13 May 2022

1 Corinthians 10:14-22

Because there is one bread, we who are many are one body, for we all partake of the one bread. (v. 17)

Psalm 131


This week we have been reading passages from Paul's letter to the church in Corinth. Before today's reading, Paul was discussing the history of the people of Israel as they journeyed from Egypt towards the Promised Land. After this, he gives further instruction regarding idol worship which he started talking about in chapter 8.

The words in this reading are familiar as part of Holy Communion. The cup of blessing in verse 16 refers to a cup which would be taken at the end of a Jewish meal and it would be blessed. The bread in verses 16 and 17 refers to the sacrament of Holy Communion and the one bread that unifies all those who partake of the sacrament. The reference to "partners in the altar" in verse 18, links a precursor in the history of Israel to Holy Communion as it is known today.

In verses 19-22 Paul deals with sacrifices to idols. His message is that the Corinthians cannot participate in the sacrament at God’s table and also practise idol worship. In verse 22 he talks about provoking God to jealousy, which  is reminiscent of the second commandment in Exodus 20:4-5 where God forbids worshipping or bowing down to idols and where God says, “I the Lord your God am a jealous god.”

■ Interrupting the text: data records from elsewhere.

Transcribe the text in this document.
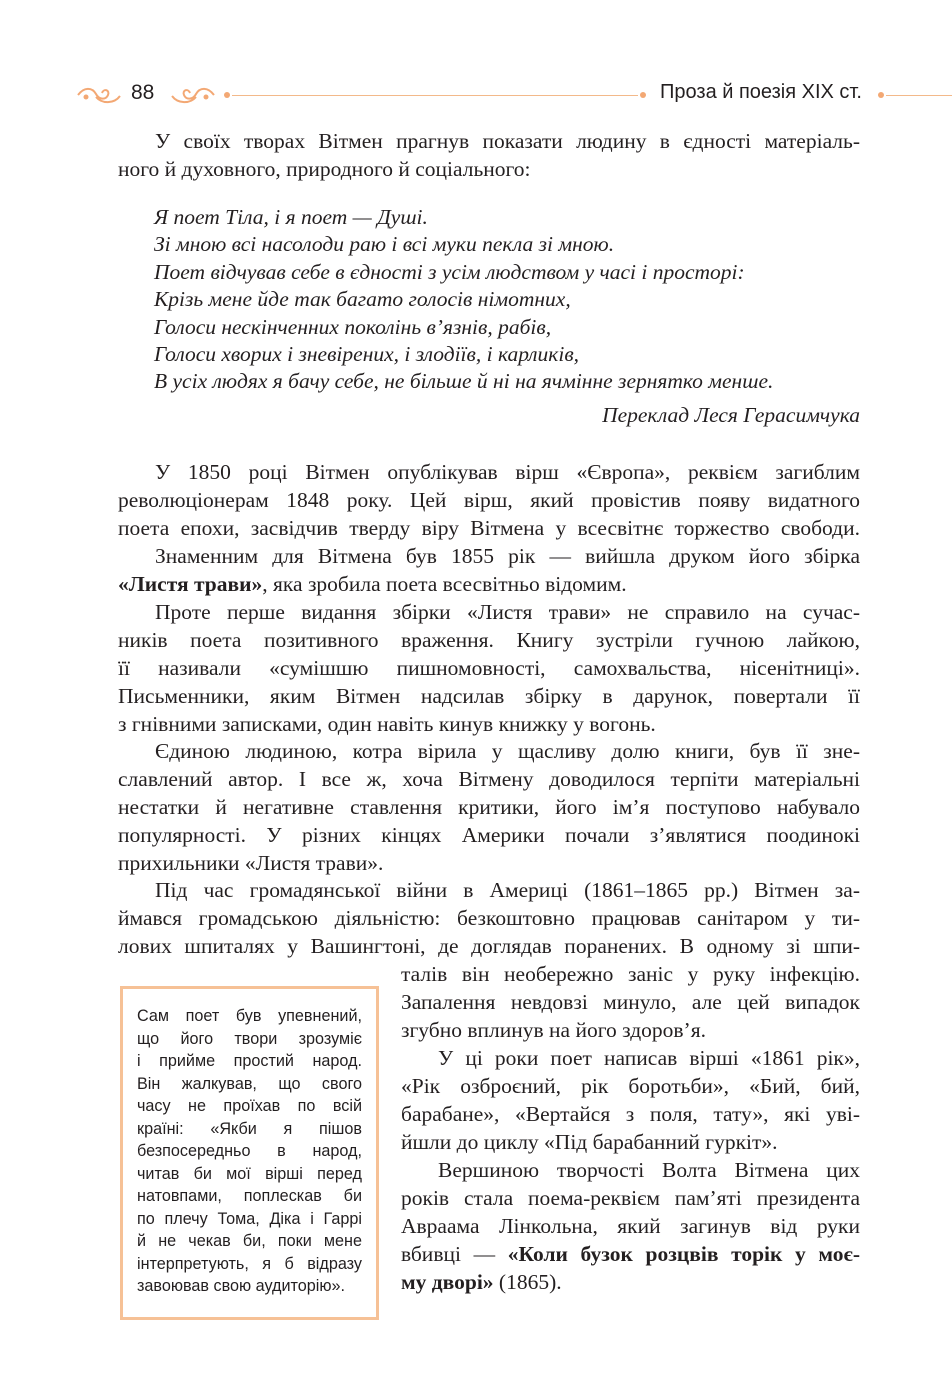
88	Проза й поезія XIX ст.
У своїх творах Вітмен прагнув показати людину в єдності матеріаль-
ного й духовного, природного й соціального:
Я поет Тіла, і я поет — Душі.
Зі мною всі насолоди раю і всі муки пекла зі мною.
Поет відчував себе в єдності з усім людством у часі і просторі:
Крізь мене йде так багато голосів німотних,
Голоси нескінченних поколінь в’язнів, рабів,
Голоси хворих і зневірених, і злодіїв, і карликів,
В усіх людях я бачу себе, не більше й ні на ячмінне зернятко менше.
Переклад Леся Герасимчука
У 1850 році Вітмен опублікував вірш «Європа», реквієм загиблим
революціонерам 1848 року. Цей вірш, який провістив появу видатного
поета епохи, засвідчив тверду віру Вітмена у всесвітнє торжество свободи.
Знаменним для Вітмена був 1855 рік — вийшла друком його збірка
«Листя трави», яка зробила поета всесвітньо відомим.
Проте перше видання збірки «Листя трави» не справило на сучас-
ників поета позитивного враження. Книгу зустріли гучною лайкою,
її називали «сумішшю пишномовності, самохвальства, нісенітниці».
Письменники, яким Вітмен надсилав збірку в дарунок, повертали її
з гнівними записками, один навіть кинув книжку у вогонь.
Єдиною людиною, котра вірила у щасливу долю книги, був її зне-
славлений автор. І все ж, хоча Вітмену доводилося терпіти матеріальні
нестатки й негативне ставлення критики, його ім’я поступово набувало
популярності. У різних кінцях Америки почали з’являтися поодинокі
прихильники «Листя трави».
Під час громадянської війни в Америці (1861–1865 рр.) Вітмен за-
ймався громадською діяльністю: безкоштовно працював санітаром у ти-
лових шпиталях у Вашингтоні, де доглядав поранених. В одному зі шпи-
талів він необережно заніс у руку інфекцію.
Запалення невдовзі минуло, але цей випадок
згубно вплинув на його здоров’я.
У ці роки поет написав вірші «1861 рік»,
«Рік озброєний, рік боротьби», «Бий, бий,
барабане», «Вертайся з поля, тату», які уві-
йшли до циклу «Під барабанний гуркіт».
Вершиною творчості Волта Вітмена цих
років стала поема-реквієм пам’яті президента
Авраама Лінкольна, який загинув від руки
вбивці — «Коли бузок розцвів торік у моє-
му дворі» (1865).
Сам поет був упевнений,
що його твори зрозуміє
і прийме простий народ.
Він жалкував, що свого
часу не проїхав по всій
країні: «Якби я пішов
безпосередньо в народ,
читав би мої вірші перед
натовпами, поплескав би
по плечу Тома, Діка і Гаррі
й не чекав би, поки мене
інтерпретують, я б відразу
завоював свою аудиторію».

 In the contemporary world there are many examples of idol worship, such as people who worship money and who want more and more, never satisfied with what they have.


To Ponder:

  • How important is the sacrament of Holy Communion in your life? And if it is important, why is that the case?  
  • Apart from money, what other things do people worship?

Bible notes author

The Revd Lynita Conradie

Lynita Conradie was ordained in 2005 in the Methodist Church of Southern Africa and worked part-time as a minister and also as a human rights lawyer and editor of the Namibian Law Reports, in Namibia. Lynita came to Britain in September 2013 and served as a presbyter in the Nottingham (North) Circuit until August 2018. She is currently in the Harrow and Hillingdon Circuit. In 2021 she was awarded a Professional Doctorate in practical theology by Chester University. In her spare time, Lynita follows cricket and rugby and likes reading and travelling.